A 44-year-old otherwise healthy man presented with pruritic linear erythematous plaques on his left wrist. Two weeks prior, the patient had been doing some garden work in his backyard while wearing shorts and a T-shirt. By the following morning, he developed a pruritic vesiculobullous erythematous eruption on the left wrist in streak-like arrangements.
The patient applied an over-the-counter 1% hydrocortisone cream and polysporin ointment several times a day on the affected area but without much improvement of the rash or pruritus. There was no history of insect bites or contact with animals. The patient suspected that the eruption was related to a plant that he accidentally cut in the backyard. The plant had 3 leaflets per stem.
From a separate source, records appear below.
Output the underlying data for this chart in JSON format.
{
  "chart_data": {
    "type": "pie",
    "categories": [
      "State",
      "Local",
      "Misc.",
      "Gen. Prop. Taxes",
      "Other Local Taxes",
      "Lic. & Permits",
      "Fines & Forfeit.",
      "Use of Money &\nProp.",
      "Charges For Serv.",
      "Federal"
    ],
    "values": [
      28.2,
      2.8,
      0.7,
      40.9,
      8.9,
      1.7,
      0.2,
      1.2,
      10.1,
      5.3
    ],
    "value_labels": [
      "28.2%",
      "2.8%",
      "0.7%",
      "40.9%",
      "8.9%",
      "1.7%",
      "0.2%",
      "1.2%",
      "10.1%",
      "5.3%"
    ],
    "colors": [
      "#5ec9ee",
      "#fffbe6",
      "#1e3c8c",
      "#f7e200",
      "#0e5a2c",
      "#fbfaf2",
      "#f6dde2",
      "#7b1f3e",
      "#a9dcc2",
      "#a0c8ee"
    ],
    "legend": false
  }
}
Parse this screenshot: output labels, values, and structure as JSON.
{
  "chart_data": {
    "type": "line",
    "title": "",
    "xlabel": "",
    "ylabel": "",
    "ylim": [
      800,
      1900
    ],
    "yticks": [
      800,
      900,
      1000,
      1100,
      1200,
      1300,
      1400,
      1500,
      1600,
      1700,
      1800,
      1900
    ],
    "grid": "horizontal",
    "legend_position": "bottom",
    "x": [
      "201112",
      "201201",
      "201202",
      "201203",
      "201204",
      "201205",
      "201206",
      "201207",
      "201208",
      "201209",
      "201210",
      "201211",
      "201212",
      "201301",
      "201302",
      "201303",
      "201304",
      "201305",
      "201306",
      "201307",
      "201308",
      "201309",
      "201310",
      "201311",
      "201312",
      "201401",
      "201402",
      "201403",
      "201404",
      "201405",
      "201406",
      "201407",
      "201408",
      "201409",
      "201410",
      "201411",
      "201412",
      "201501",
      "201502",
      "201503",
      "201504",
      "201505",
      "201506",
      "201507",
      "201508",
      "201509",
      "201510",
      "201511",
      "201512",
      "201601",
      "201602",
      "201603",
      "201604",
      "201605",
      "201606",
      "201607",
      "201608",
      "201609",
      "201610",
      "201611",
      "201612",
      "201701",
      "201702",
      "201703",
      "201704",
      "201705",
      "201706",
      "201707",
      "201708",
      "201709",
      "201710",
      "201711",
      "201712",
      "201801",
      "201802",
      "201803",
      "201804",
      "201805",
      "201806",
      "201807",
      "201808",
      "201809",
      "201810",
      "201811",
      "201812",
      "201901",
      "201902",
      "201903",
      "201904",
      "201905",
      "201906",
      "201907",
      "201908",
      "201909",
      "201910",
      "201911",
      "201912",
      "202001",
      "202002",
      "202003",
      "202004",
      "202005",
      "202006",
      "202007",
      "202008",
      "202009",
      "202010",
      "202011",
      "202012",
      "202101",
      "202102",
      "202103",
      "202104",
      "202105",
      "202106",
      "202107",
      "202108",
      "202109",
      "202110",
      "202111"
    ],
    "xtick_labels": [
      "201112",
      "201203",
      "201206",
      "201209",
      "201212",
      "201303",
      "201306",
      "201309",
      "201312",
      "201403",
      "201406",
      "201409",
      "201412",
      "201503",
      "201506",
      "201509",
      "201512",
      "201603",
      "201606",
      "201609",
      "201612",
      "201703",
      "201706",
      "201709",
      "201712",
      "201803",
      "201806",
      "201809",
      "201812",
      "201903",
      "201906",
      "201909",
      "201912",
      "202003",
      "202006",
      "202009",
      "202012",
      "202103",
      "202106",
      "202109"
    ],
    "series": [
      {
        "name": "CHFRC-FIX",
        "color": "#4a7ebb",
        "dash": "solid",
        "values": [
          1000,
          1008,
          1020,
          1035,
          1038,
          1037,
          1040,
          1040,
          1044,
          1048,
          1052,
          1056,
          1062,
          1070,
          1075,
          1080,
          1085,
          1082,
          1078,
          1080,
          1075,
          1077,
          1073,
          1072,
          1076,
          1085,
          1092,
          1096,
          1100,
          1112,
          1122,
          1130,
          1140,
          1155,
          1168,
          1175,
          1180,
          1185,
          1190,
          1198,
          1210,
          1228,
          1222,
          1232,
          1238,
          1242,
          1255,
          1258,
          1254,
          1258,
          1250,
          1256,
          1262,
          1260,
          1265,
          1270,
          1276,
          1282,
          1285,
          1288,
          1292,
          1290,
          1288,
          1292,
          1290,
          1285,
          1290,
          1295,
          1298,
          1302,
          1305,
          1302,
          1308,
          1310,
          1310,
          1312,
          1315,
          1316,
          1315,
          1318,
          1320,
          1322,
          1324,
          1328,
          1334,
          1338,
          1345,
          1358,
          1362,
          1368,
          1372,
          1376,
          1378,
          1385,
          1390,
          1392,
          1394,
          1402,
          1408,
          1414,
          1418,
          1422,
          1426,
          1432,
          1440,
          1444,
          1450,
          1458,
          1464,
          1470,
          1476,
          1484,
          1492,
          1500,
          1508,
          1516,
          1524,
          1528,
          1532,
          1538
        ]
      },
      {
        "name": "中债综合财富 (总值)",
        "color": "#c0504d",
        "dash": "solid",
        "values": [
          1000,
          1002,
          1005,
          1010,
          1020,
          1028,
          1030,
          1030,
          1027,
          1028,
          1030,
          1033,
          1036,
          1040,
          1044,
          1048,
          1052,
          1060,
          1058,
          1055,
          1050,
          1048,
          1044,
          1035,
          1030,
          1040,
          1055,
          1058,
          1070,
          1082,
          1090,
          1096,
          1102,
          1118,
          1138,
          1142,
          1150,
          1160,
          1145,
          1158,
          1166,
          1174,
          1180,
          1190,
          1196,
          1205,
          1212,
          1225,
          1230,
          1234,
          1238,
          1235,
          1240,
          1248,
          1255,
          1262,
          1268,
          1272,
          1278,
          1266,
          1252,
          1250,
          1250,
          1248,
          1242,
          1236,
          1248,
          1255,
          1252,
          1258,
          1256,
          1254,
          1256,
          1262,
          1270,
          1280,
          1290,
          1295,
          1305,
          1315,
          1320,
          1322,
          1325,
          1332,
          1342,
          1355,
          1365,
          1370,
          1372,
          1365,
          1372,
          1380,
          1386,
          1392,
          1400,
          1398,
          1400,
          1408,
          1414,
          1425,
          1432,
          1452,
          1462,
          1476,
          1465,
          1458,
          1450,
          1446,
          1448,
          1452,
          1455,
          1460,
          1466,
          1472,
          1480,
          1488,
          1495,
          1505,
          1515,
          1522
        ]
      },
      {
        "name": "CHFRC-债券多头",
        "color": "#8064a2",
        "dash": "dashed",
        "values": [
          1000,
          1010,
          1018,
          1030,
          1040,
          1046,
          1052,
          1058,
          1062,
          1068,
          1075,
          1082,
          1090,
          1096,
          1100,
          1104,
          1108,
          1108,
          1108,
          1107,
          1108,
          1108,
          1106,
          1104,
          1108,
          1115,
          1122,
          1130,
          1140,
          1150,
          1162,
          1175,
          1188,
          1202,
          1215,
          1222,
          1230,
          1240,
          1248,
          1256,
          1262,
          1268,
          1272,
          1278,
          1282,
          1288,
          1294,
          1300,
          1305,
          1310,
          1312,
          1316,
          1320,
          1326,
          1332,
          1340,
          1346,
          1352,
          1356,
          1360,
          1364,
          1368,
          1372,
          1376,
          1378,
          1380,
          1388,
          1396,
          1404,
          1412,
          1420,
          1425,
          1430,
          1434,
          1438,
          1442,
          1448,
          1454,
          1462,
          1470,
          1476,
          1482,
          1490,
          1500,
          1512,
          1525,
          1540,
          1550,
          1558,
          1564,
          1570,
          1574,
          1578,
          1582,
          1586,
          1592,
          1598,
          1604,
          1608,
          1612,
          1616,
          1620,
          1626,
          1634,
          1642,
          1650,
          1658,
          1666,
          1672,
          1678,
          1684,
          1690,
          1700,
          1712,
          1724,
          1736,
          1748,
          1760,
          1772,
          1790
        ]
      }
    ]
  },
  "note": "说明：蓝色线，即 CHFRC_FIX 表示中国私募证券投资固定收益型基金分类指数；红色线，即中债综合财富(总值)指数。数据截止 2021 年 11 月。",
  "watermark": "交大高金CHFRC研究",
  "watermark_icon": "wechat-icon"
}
Poison ivy dermatitis is the most common allergic contact dermatitis in the United States. The condition was first described by Nicholson in 1899 who reported a young woman with contact dermatitis after pruning a creeper. Her father ordered a servant to cut the plant down and the servant developed a widespread allergic contact dermatitis. The plant was subsequently identified to be poison ivy.
Poison ivy belongs to the genus Toxicodendron (previously classified as in the genus Rhus) and the family Anacardiaceae. Eastern poison ivy (T radicans) is a small shrub or climbing vine that grows mainly east of the Rocky Mountains. Western poison ivy (T rydbergii) is a non-climbing shrub that grows mainly in the northern United States and in Southern Canada. The leaves of poison ivy are usually notched and in groups of three. The flowering branches arise from axillary positions on a single stem.
The patient was treated with ultra-potent topical steroids twice a day for 10 days and the rash and itch promptly resolved.